In 2009, Brian Croxall made headlines at the Modern Language Association’s annual meeting by not showing up. Mr. Croxall, then a visiting professor of English at Clemson University, delivered a paper in absentia about the trials of trying to land a steady gig in academe that would pay enough to let him attend scholarly meetings and afford luxuries like food.
Fast forward to 2013. Mr. Croxall is now a steadily employed digital-humanities strategist and lecturer in English at Emory University. Not only did he make it to the association’s meeting here this year; he has become a notable advocate for so-called alternative academic, or “alt-ac,” careers.
Mr. Croxall and others who have carved out nontraditional niches in academe have been highly visible here, bringing a counterbalancing spirit of optimism to a conference that has emphasized the grim working conditions of many non-tenure-track faculty.

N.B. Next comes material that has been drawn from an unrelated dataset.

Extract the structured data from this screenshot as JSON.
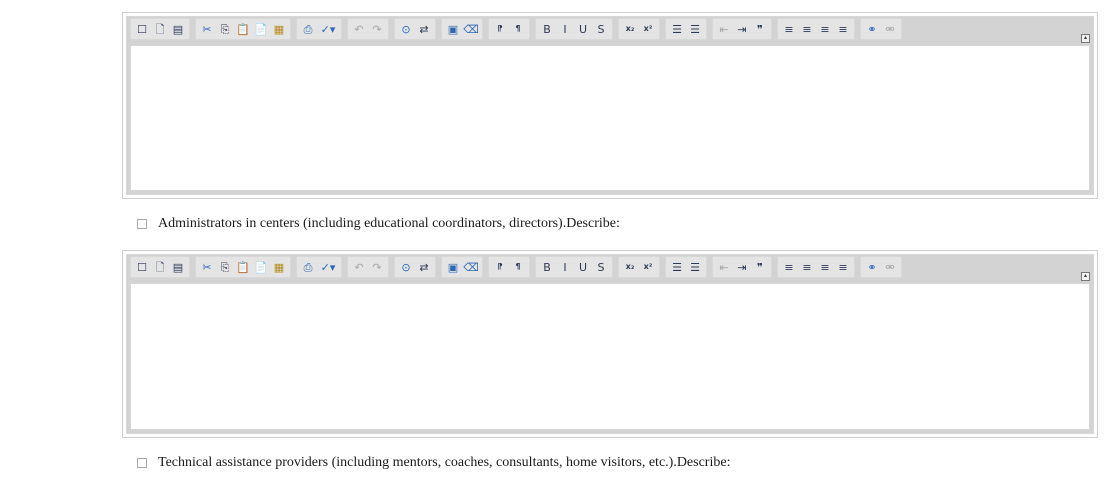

“My story is about pointing out that there are different pathways,” and no two pathways are alike, Mr. Croxall said at a panel called “How Did I Get Here? Our ‘Alt-Ac’ Jobs.”
More than 7,900 people registered for this year’s meeting, according to preliminary figures from the association. (The number excludes 600 or so exhibitors, staff, and others who also signed up.) That’s a notable rise from last year’s final tally of 7,412 regular registrants.
Membership in the association was down slightly in 2012, to 28,563, a decline of about 1.3 percent, according to Rosemary G. Feal, the association’s executive director. But gifts from members were up 5 percent, she said, and the group is in good financial health.
As always, the program was rich in the kind of text-focused, period-centric scholarship that’s a fixture of the annual meeting. But sessions on the digital humanities attracted overflow crowds, as they’ve done in the past several years.
One panel offered tips for humanists on “scaling and sharing” or managing their research data, something scientists and social scientists have long done. Newer channels of scholarly communication were explored in panels on “serial scholarship” and “middle-state” publishing (sharing research via blogs or social networks, for instance) that breaks free of the traditional monograph or journal article.
MLA Commons, the association’s new social-media platform for members, made its debut at the meeting, although most people didn’t have a chance to do more than sign up for the service. The now-usual Twitter back-channel was hopping (hashtag #mla13). Many participants used additional hashtags for individual sessions, creating a multistranded online conversation.
Labor Realities
All of that contributed to a sense at the meeting that a new normal is taking hold, for better or worse, even as many of the old ways remain frustratingly entrenched. For instance, it came up again and again, at panels and in conversation, that graduate education needs to be updated to prepare students for the labor realities they’ll face.
One tweet, from Daniel Powell, a graduate student in English at the University of Victoria, summed up the zeitgeist shift as it affects job prospects: “Most provocative & truthy idea of #MLA13 so far: the TT [tenure track] is the true #altac in the modern academy.” In other words, getting a tenure-track job is the exception now, not the rule, a conclusion justified by the kinds of data being collected by the Adjunct Project.
For some, especially those who have carved out an alt-ac route, that turnabout has turned out not to be a hardship. Katie Linder, director of the Center for Teaching Excellence at Suffolk University, took part in the “How Did I Get Here?” panel, one of several sessions devoted to alternative career paths.
“I didn’t know what I wanted to do, so I just kept going to grad school, which is maybe what some of you are doing as well,” she told the audience.
Then she realized that she liked working with faculty but didn’t need to be a full-time professor. “Even though I didn’t want tenure, I did want to help others achieve it,” she said. That realization led her to her current career in faculty development. “I teach, I facilitate, I share knowledge, I guide, I help, I teach undergrads throughout the year,” Ms. Linder said. “I get to publish without pressure.”
Ms. Linder said that, for her, skipping off the tenure track did not mean settling for less. “This is not a second-class position,” she said. “This is a career. This is a choice.”
Another alt-ac panelist, Sarah Werner, works as the undergraduate program director at the Folger Shakespeare Library, in Washington. She talked frankly about the struggle to combine satisfying academic work with family demands, and recounted how a seemingly random series of jobs—filling in for faculty on leave, for instance—created a path to her current career.
“Another way to think about luck is to think of it as the residue of design,” she said. “It wasn’t luck that I got a job. It was years of hard work.”
Pay attention to possibilities, she advised. “If you don’t know where you’re going, you’re not going to see the giant signpost leading you there,” Ms. Werner said. Her remarks struck a chord with at least one audience member, who caught up with Ms. Werner later in the hallway to tell her how encouraging her talk had been.
All of the panelists emphasized the need to be flexible and to acquire potentially useful talents along the way. Learning administrative skills, for instance, comes in handy whether you work in faculty development or as a digital-humanities project manager or any number of other jobs in and around academe.
Another panelist, Donna M. Bickford, is associate director of the Office of Undergraduate Research at the University of North Carolina at Chapel Hill. “The solutions,” she said, “need to be capacious enough and flexible enough to respond to our different situations.”